Ed spoke sometimes of a period he valued in his life. It was after he had left home and entered the University of Chicago. He had not liked his home life very well. The rules that he had known were silly from his early childhood were finally removed.
“Adults, in their dealing with children, are insane,” he said. “And children know it too. Adults lay down rules they would not think of following, speak truths they do not believe. And yet they expect children to obey the rules, believe the truths, and admire and respect their parents for this nonsense. Children must be very wise and secret to tolerate adults at all. And the greatest nonsense of all that adults expect children to believe is that people learn by experience. No greater lie was ever revered. And its falseness is immediately discerned by children since their parents obviously have not learned anything by experience. Far from learning, adults simply become set in a maze of prejudices and dreams and sets of rules whose origins they do not know and would not dare inspect for fear the whole structure might topple over on them. I think children instinctively know this,” Ed said. “Intelligent children learn to conceal their knowledge and keep free of this howling mania.”

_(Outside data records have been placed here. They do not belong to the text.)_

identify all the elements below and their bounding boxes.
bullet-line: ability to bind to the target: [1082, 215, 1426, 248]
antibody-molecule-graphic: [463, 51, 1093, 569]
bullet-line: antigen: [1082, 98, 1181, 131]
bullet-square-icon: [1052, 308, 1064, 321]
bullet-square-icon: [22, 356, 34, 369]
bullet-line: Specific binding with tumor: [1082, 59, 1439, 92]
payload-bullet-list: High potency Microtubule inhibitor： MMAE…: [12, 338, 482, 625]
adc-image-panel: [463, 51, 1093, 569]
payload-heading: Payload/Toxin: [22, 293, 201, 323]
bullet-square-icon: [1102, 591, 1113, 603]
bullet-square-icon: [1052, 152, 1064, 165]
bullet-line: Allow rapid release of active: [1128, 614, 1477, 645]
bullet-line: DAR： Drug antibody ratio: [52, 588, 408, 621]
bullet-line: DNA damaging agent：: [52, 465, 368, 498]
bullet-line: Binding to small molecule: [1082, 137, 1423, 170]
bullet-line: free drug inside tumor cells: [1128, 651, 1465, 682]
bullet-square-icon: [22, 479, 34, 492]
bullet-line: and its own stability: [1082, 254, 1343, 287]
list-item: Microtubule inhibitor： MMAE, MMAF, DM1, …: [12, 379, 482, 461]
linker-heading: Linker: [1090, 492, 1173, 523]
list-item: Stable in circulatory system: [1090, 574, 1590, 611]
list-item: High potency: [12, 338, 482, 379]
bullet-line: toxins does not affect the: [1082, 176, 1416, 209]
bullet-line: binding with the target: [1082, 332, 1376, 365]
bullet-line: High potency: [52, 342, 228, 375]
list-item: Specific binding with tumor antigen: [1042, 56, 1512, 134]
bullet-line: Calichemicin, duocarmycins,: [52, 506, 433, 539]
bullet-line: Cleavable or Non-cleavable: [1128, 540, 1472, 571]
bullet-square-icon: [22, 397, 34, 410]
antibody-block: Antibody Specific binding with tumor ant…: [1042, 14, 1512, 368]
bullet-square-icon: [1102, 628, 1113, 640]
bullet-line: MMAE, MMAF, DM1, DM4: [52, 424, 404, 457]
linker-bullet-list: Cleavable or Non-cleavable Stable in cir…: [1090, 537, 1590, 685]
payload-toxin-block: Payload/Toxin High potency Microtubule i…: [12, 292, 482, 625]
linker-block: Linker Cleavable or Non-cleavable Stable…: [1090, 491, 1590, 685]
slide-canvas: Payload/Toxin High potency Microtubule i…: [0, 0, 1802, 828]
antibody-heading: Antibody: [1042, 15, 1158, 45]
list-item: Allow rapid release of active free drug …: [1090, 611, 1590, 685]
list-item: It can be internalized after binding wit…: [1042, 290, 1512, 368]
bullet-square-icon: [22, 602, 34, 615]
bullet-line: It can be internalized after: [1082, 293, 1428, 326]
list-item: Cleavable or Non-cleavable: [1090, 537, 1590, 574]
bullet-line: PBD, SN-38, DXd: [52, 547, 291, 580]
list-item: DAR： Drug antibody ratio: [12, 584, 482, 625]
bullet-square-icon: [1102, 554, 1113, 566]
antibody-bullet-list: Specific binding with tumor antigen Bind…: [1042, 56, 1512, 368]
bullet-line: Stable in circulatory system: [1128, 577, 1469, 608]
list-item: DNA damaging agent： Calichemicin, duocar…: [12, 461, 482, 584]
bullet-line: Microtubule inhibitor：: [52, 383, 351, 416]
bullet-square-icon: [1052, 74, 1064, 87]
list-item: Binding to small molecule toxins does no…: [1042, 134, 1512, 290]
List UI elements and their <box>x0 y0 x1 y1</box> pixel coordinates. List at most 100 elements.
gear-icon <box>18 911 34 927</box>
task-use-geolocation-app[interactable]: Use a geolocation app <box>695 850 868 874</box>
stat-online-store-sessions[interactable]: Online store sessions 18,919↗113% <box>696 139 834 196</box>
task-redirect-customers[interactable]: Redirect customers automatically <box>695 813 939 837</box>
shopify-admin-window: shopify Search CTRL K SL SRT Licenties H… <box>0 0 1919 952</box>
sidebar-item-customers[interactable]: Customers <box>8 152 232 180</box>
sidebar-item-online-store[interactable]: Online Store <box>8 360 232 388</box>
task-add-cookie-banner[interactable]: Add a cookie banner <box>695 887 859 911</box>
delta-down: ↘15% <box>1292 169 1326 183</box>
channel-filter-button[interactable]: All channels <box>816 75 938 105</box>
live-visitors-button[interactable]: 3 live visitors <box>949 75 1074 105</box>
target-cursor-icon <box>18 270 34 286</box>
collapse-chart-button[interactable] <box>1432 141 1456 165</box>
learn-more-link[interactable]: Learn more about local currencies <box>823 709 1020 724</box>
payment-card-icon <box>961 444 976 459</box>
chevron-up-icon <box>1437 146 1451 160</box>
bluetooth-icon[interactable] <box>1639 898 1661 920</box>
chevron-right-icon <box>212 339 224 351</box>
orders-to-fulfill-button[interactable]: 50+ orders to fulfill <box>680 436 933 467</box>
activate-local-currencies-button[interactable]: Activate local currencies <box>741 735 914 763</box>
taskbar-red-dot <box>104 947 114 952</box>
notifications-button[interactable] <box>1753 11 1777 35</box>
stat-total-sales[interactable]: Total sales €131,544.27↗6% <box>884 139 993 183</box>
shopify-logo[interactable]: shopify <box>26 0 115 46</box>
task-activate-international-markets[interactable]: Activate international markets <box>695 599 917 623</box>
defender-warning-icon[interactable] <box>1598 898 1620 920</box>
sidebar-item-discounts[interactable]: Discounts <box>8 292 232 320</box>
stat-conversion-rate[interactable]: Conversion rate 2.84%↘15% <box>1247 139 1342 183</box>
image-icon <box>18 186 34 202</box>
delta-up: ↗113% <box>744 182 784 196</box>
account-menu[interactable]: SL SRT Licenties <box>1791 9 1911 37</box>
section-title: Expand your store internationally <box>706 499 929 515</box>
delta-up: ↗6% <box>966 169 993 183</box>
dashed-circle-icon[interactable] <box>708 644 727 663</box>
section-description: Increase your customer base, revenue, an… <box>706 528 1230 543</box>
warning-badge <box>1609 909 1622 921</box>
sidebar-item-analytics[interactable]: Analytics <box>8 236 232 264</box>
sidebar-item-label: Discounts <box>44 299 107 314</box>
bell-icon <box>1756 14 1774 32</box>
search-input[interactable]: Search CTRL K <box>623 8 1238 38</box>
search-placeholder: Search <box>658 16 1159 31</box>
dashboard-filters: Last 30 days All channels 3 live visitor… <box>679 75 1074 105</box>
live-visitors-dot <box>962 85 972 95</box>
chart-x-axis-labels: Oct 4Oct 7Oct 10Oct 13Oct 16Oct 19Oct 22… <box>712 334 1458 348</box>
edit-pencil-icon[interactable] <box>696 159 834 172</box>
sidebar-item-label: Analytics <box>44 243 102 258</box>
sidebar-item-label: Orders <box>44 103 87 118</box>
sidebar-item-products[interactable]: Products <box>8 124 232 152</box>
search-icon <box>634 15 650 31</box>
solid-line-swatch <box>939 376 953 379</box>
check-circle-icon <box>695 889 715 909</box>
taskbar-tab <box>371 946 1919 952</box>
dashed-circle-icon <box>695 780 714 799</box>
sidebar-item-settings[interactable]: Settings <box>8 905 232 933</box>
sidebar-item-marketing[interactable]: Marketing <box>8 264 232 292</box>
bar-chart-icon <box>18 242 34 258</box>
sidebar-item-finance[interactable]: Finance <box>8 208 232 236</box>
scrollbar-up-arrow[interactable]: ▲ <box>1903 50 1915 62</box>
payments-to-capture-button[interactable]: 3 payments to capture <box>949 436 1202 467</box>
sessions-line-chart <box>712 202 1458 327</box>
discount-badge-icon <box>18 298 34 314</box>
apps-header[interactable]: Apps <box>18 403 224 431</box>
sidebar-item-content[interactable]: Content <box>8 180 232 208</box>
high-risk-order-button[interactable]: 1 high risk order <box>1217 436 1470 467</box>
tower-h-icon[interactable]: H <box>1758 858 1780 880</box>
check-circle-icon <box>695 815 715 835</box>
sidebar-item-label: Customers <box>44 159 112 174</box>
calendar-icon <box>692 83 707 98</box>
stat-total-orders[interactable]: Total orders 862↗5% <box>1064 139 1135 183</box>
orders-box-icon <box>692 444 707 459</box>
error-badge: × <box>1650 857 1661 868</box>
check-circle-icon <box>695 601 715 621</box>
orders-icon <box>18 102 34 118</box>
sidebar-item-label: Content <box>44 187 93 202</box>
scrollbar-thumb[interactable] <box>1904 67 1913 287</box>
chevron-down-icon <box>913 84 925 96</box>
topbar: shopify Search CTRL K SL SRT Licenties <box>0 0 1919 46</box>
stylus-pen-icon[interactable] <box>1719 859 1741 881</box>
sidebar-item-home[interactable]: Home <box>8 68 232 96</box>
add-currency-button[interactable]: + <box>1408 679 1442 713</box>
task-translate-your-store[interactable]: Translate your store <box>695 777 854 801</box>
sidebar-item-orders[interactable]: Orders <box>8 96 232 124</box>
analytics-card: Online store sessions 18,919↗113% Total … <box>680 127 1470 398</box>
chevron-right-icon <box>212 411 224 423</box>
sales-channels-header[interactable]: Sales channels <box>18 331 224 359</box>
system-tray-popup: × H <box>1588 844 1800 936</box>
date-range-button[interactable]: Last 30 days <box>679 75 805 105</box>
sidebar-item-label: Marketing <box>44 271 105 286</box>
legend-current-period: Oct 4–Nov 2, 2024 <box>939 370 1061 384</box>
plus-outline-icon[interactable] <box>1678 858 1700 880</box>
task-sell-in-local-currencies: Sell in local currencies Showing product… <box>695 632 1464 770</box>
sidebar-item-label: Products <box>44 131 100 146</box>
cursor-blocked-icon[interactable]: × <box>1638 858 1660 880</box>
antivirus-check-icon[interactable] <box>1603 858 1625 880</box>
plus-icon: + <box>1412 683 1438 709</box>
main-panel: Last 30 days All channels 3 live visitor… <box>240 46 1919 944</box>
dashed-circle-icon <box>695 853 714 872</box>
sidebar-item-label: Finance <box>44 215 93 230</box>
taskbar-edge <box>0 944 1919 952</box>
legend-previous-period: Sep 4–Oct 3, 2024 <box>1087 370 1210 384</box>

When he left home, he was free at last, and he remembered his first freedom with a kind of glory. His freedom was not one of idleness.
“I don’t know when I slept,” he said. “I don’t think there was time to sleep. I tended furnaces in the early morning. Then I went to class. I had lab all afternoon, then tended furnaces in the early evening. I had a job in a little store in the evening and got some studying done then, until midnight. Well, then I was in love with a girl whose husband worked nights, and naturally I didn’t sleep much from midnight until morning. Then I got up and tended furnaces and went to class. What a time,” he said, “what a fine time that was.”
It is necessary in any kind of picture of Ed Ricketts to give some account of his sex life since that was by far his greatest drive. His life was saturated with sex and he was to a very great extent preoccupied with it. He gave it a monumental amount of thought and time and analysis. It will be no violation to discuss this part of his life since he had absolutely no shyness about discussing it himself.
To begin with, he was a hyper-thyroid. His metabolic rate was abnormally high. He had to eat at very frequent intervals or his body revolted with pain and anger. He was, during the time I knew him, and, I gather, from the very beginning, as concupiscent as a bull terrier. His sexual output and preoccupation was or purported to be prodigious. I do not know beyond doubt about the actual output. That is hearsay but well authenticated; but certainly his preoccupation with sexual matters was very great.